April 11, 2005

Money

My colleague, SIMPLICITY consortium co-director Dan Ariely, was recently giving a short talk to financial services people about one of his favorite topic: savings (aka "money"). He was saying how important the invention of money has been to society—about how today we wouldn't want to live in a society based upon barter. When he said, this, I imagined growing enough grapes in my yard to fill a gigantic bag to carry to an Apple store to trade for an iPod. I wondered, how many grapes would I need? I quickly got Dan's point.

On Sunday I was flipping through the newspaper and found a great little story on some comparisons between government investments in X versus Y. It was the investment in the National Science Foundation ($5.47 billion) versus the National Endowment for the Arts ($121 million) that caught my attention. I reworked my old system for counting people into a money counting system, and came up with a simple money comparator. Numbers don't do statistics justice.

We're starting the week off a little far from technonature, but it'll happen.

Dave Kliman noted, "I noticed your government spending comparison chart. unfortunately it does not tell the whole story just to say we spend x dollars on scientific research. here's an article I read the other day that made some disturbing observations. Due to changes in budget policy since 2001, funds for basic research have not only been cut, but so have various and sundry tax credits for corporations to encourage them to do such research. also cut is government money to assist corporations to utilize technology developed in government labs.
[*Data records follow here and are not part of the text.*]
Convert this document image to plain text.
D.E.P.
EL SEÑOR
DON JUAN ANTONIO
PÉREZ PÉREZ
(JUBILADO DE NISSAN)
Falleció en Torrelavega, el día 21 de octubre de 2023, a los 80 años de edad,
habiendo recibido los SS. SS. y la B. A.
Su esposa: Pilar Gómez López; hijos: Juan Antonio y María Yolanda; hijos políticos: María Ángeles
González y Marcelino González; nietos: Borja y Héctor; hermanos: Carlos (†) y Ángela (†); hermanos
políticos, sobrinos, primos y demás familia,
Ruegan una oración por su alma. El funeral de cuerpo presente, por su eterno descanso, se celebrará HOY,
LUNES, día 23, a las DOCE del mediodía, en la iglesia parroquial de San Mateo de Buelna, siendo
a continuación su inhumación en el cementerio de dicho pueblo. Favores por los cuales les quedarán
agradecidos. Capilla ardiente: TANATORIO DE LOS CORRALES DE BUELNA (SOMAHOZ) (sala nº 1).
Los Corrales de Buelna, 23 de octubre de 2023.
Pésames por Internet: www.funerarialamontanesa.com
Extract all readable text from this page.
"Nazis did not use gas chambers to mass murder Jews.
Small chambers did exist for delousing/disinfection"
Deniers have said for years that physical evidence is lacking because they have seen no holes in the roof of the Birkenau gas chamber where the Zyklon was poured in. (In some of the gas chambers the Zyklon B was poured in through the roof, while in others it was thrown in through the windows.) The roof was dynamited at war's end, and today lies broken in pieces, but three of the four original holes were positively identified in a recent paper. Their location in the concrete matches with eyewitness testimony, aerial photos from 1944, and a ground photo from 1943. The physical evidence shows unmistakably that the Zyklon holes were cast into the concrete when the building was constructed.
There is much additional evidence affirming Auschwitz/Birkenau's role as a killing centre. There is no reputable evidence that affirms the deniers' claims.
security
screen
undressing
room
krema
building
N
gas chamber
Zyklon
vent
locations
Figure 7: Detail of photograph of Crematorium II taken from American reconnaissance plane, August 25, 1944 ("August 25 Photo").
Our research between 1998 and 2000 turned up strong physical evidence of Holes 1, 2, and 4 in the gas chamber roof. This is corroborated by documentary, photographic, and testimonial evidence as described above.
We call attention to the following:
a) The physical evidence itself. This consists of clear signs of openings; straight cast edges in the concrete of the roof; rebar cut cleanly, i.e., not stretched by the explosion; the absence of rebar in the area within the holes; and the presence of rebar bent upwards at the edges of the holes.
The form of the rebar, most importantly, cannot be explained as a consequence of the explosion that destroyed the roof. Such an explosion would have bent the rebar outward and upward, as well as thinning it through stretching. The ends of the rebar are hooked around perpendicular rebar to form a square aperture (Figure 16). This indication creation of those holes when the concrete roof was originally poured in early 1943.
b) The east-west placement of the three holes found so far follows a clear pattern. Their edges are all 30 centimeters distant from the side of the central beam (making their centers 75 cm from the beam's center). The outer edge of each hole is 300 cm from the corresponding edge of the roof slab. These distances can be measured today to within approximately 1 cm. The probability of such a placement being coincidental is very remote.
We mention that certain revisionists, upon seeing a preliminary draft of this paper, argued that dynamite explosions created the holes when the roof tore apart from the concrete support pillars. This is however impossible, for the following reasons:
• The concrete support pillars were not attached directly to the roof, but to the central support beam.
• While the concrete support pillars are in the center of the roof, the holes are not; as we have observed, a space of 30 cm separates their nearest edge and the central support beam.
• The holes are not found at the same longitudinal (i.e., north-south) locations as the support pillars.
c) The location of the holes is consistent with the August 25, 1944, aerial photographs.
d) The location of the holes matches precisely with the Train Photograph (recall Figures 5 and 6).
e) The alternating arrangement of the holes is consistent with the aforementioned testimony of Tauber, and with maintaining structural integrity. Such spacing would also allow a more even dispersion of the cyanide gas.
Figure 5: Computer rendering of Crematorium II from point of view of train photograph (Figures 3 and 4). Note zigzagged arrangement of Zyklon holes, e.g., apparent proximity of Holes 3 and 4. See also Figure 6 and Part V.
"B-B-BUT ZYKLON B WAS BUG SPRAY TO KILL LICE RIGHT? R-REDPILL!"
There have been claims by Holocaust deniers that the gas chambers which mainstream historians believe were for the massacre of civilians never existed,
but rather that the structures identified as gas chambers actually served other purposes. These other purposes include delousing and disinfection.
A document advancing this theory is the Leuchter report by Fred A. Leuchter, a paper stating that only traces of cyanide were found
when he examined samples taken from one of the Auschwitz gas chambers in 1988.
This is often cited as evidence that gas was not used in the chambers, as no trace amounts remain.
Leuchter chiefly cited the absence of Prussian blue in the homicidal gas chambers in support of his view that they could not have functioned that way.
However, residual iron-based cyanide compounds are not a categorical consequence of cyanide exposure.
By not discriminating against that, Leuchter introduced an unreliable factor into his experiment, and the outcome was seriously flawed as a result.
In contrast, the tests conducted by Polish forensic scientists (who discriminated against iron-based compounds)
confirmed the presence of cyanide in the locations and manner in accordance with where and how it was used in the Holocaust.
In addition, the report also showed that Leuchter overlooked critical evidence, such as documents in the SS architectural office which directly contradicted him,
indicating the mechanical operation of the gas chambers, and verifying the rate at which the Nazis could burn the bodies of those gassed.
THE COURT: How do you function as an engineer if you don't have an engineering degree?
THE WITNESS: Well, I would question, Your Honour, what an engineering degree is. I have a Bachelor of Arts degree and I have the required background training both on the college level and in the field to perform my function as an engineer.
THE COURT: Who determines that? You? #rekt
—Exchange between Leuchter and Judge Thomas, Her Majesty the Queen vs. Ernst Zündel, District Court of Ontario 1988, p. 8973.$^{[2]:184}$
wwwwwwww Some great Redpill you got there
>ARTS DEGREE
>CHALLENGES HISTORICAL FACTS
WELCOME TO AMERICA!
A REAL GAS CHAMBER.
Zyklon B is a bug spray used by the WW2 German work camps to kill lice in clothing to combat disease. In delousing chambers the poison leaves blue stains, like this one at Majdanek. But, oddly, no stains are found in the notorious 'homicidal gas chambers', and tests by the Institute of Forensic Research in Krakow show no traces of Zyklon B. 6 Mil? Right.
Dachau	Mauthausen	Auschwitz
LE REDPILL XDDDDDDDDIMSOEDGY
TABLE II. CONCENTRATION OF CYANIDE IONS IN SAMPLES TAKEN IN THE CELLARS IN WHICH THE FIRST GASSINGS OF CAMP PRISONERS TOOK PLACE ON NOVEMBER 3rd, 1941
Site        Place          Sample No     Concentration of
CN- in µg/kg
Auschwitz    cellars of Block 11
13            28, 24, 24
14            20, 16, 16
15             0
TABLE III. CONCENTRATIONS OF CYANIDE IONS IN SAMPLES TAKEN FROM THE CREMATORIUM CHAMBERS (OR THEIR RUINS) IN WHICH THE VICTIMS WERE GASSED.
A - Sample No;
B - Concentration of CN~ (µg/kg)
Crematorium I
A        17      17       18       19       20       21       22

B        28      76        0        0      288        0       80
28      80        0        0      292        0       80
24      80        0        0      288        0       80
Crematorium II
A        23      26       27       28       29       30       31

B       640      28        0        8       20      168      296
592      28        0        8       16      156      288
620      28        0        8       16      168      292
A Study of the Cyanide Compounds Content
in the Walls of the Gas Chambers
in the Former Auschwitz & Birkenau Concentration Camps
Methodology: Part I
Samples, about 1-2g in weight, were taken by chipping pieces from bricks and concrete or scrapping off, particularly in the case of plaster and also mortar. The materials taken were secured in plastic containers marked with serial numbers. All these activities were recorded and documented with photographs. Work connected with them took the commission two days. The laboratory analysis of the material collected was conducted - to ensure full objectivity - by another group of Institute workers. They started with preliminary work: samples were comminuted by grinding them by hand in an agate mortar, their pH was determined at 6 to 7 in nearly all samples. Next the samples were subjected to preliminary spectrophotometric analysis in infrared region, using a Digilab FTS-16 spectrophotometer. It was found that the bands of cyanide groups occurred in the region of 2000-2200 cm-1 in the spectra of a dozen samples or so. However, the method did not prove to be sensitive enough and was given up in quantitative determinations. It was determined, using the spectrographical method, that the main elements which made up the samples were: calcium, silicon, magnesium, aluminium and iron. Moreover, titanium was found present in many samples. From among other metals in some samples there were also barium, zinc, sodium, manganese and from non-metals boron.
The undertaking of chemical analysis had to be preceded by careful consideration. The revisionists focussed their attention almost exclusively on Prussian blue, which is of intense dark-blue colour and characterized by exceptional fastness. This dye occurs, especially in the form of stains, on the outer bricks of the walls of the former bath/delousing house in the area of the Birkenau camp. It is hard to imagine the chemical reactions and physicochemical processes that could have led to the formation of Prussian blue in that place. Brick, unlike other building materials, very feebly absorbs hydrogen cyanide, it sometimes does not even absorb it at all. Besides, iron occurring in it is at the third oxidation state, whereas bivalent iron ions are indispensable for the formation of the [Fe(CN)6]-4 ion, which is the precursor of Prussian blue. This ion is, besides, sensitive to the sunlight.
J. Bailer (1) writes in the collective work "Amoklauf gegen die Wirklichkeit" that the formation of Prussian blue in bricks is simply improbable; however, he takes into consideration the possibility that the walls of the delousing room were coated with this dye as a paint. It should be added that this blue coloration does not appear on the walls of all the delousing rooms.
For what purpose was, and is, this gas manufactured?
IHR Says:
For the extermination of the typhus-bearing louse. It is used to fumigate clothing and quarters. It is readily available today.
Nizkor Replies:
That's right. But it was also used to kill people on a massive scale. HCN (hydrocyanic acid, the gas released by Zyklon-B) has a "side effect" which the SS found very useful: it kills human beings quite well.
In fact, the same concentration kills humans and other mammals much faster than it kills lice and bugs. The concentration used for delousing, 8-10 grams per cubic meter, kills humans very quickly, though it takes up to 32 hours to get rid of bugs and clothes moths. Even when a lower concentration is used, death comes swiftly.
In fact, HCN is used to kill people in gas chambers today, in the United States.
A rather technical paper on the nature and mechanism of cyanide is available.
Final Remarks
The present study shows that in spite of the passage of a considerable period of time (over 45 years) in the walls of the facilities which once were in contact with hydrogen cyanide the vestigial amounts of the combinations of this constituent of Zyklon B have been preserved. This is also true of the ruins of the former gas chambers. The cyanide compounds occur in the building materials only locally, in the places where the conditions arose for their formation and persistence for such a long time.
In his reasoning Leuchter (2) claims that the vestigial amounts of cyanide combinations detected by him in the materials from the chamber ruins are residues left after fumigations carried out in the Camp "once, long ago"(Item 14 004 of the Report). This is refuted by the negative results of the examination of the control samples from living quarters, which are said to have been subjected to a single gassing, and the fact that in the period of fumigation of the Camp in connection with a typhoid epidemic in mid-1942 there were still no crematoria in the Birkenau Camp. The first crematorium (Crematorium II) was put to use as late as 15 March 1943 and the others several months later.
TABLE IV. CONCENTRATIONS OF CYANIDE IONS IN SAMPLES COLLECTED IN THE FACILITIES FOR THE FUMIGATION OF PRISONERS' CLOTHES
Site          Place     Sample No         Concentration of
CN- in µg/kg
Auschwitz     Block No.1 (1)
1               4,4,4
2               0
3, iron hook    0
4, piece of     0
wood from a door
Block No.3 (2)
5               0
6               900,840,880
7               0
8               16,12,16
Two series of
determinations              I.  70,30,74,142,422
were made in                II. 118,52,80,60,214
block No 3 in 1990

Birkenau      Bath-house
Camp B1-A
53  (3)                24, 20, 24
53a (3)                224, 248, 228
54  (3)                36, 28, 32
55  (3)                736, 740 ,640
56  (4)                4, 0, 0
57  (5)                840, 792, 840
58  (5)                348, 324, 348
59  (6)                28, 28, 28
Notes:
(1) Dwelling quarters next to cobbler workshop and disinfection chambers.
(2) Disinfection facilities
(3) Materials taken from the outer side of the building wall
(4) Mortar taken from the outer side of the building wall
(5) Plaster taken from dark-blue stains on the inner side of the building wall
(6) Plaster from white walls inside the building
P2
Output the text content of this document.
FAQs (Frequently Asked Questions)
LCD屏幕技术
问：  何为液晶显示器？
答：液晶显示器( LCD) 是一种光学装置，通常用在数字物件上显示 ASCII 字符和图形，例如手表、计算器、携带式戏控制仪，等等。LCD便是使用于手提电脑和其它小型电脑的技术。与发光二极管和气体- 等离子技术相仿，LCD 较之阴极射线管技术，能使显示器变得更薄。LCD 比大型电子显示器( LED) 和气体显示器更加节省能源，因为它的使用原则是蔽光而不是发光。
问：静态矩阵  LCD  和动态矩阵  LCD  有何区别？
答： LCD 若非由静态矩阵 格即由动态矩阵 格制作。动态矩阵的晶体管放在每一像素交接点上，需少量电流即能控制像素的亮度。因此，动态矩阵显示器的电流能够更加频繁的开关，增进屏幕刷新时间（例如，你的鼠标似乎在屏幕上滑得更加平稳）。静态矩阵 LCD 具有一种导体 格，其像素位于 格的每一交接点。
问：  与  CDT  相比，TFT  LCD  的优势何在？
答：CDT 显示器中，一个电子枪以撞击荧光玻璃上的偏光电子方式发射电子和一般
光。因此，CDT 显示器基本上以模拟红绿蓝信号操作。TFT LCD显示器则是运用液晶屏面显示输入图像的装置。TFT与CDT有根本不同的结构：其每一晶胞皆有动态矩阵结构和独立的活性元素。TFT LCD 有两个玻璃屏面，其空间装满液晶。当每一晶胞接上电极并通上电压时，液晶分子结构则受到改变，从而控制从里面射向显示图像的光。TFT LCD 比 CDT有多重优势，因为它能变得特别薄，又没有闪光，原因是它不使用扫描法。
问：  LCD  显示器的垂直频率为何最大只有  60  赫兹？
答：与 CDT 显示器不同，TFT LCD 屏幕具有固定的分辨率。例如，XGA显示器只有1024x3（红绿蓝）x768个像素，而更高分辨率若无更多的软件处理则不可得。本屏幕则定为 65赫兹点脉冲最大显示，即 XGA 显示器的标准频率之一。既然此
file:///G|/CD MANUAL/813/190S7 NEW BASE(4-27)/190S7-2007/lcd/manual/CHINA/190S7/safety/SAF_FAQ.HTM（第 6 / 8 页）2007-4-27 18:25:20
Pity, eh?" Every story certainly has multiple sides.

Amos Bannister writes, "Consider how much fun it would be to fill your gigantic bag full of grapes, trudge down to the Apple store only to find that they didn't want any grapes but instead wanted bowling balls. Then you'd have to find someone with bowling balls who would be prepared to accept your grapes in trade. Or maybe not, maybe the bowling ball supplier wants marshmallows. Lots of marshmallows. Barter can be a good system when both parties have what the other wants, otherwise you end up having to do a series of roundabout trades so everyone is happy. Money sure simplifies that process. Of course, that's not to say that money simplifies _life_." Barter scares me.